Yeah. Let me take the first look at it. Thanks for that question. I -- so that when you enter a competitive job market like you see today where you see voracious employer demand for talent, but job seekers lagging in terms of their participation, what we really try to focus on is the value our matching algorithms can bring, because on our service as soon as an employer posts a job, they're presented a list of potential candidates that they can then invite to apply. And it's by doing that outreach that they can give themselves a really unique advantage in this otherwise intensely competitive environment.

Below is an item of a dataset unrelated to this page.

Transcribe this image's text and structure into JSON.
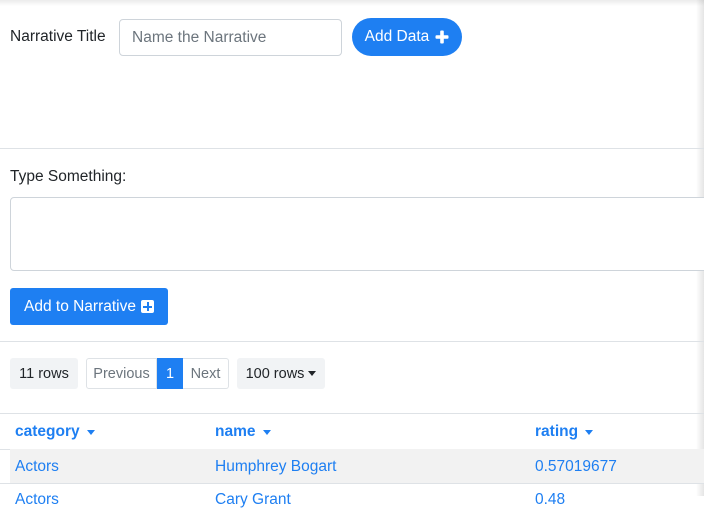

First and foremost, they can see exactly what talent is out there that matches their opportunity. And second, they can make their job stand out by reaching out to that job seeker rather than requiring that job seeker to discover that this job exists. And that has been really a key to our success up to this point and it's particularly acute during this COVID period.
Yeah. And then to add on to that in terms of how we see that equilibrium returning over the coming quarters, we really believe that we have seen the early stages of job seekers coming back to the marketplace and some encouraging trends. And, obviously, the shape of the pandemic and the related labor market dislocations is uncertain. But our operating assumption is we will slowly return to a more normal whatever that means going forward normal equilibrium like we saw pre-pandemic and like we've seen in other recoveries we've studied as the coming quarters come along. But, obviously, we don't have a crystal ball to tell you exactly what shape that's going to take.
Perfect. Thanks for taking my question.
Your next question comes from the line of Ralph Schackart from William Blair. Your line is open.
Definitely. A couple of questions if I could. First, just in terms of 2021, in terms of the operational drivers, obviously, paid employers are seeing some pretty explosive growth. But how should we think about the interplay between employer growth in the back half of the year in revenue per paying employer growth is the first question.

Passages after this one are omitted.